Jetzt bin ich neben ihm. Entschieden bewege ich mich vorwärts. »Das Feuer ist zu heiß. Gib ihn auf.« Nur ein Flüstern im Wind.

Ein Schauer läuft mir kalt den Rücken hinunter. Ich drehe mich sofort um. »Was?«, frage ich.

Er hat eine Zigarette zwischen den Lippen. Vincent kann nichts gesagt haben. Er rührt sich nicht.
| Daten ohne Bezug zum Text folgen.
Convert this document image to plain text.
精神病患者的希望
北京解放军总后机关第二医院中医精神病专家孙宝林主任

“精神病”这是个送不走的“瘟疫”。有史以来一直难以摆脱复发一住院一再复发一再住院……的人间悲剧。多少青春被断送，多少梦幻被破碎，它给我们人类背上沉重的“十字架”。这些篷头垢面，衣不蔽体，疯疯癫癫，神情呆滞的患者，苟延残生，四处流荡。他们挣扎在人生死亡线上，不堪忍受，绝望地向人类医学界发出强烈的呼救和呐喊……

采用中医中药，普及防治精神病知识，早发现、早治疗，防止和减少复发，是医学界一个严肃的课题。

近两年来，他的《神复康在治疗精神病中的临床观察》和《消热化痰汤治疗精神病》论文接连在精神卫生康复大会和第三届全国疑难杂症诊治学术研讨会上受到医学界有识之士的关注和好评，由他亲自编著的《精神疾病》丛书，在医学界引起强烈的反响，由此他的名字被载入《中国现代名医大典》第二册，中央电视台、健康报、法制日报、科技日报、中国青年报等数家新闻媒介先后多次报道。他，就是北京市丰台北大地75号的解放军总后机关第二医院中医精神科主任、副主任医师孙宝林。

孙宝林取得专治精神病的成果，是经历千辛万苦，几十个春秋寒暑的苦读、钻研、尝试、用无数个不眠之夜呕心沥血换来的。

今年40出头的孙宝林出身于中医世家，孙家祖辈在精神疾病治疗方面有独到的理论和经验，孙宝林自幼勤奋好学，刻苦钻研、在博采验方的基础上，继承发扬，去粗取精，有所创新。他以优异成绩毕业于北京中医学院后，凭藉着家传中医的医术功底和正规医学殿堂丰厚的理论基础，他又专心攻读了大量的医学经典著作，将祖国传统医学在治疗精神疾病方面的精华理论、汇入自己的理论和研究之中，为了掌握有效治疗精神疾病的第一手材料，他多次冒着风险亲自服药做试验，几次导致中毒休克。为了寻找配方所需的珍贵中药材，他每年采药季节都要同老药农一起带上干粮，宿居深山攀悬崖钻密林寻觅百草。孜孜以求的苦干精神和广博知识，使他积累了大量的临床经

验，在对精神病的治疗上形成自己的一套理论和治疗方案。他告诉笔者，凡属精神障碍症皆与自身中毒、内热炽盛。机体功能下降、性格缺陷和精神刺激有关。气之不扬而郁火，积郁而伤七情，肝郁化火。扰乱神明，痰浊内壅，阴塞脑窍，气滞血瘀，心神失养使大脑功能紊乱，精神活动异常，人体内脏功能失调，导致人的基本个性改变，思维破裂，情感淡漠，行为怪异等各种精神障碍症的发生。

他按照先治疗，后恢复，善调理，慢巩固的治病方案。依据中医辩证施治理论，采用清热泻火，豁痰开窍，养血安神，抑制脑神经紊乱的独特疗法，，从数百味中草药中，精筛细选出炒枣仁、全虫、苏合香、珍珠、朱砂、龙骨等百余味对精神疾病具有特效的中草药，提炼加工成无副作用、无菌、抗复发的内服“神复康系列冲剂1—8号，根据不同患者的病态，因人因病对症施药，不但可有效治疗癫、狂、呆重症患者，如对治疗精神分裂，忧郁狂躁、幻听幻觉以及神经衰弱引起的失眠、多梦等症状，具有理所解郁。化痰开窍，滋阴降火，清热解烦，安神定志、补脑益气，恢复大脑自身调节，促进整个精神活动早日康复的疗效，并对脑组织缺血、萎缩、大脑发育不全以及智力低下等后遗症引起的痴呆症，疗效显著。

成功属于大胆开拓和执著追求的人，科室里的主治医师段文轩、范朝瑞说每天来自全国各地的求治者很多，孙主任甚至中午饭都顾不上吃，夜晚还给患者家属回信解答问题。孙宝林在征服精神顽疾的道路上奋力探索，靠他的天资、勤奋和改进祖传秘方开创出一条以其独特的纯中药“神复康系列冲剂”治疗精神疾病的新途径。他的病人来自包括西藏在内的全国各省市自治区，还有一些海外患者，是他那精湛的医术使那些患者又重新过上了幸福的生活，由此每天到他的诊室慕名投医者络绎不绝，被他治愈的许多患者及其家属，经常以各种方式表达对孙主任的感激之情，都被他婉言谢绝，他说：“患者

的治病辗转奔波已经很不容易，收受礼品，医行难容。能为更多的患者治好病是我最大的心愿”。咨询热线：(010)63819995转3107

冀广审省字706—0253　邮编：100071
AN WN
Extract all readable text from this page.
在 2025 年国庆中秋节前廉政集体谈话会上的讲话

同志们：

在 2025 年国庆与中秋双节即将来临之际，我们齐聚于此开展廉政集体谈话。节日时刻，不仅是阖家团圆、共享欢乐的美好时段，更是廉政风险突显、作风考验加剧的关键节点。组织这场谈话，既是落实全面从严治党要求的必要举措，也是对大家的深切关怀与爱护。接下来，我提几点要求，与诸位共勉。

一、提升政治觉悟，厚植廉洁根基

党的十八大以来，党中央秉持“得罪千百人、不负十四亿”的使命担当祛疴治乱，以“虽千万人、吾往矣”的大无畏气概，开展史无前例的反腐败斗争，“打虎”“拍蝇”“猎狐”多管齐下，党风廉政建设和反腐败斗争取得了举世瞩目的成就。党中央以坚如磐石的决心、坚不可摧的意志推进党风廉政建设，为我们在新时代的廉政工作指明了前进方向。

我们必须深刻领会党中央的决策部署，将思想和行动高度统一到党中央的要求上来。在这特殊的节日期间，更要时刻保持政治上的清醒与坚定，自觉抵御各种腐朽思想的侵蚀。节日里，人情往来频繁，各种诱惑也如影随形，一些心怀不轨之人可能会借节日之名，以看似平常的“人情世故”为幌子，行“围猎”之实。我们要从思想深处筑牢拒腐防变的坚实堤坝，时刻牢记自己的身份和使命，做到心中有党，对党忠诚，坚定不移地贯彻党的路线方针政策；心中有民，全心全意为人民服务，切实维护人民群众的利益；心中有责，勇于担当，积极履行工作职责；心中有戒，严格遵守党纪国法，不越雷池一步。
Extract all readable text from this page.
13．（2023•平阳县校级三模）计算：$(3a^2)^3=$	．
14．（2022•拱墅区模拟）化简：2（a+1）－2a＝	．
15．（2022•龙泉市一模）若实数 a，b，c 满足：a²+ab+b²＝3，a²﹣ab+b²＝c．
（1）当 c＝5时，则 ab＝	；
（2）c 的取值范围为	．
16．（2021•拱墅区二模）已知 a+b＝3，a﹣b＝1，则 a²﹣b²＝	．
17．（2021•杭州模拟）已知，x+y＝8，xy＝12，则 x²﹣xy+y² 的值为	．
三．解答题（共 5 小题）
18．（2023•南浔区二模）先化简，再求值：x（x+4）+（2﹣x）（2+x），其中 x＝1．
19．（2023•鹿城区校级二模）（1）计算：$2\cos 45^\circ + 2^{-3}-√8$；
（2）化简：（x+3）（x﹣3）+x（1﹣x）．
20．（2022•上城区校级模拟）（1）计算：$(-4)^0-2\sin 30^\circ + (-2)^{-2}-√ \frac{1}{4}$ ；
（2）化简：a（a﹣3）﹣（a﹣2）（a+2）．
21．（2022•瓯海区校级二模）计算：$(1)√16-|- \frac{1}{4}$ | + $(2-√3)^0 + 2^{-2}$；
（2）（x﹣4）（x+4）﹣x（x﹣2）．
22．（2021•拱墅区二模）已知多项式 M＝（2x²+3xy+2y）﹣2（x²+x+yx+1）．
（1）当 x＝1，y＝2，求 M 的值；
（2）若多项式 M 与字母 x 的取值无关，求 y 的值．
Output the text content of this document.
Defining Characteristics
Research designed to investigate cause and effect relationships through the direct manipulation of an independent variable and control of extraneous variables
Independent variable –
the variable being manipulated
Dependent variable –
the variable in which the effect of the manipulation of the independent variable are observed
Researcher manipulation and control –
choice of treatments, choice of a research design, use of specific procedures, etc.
Ein leichtes Zucken des Kiefers, während er ausatmet und mir eine Qualmwolke ins Gesicht bläst, die mich verwirrt zurücklässt.

Kein Wort fällt zwischen uns, aber sein Blick verrät seinen ganzen Hass.

Ich nehme immer zwei Stufen auf einmal und verschwinde im Flur. Doch ich kann dieses unangenehme Gefühl, das unter die Haut geht, nicht abschütteln.

»Das Feuer ist zu heiß. Gib ihn auf.« Diese Worte habe ich klar und deutlich gehört. Es klang fast wie eine Drohung. Und doch hat Vincent keinen Ton gesagt.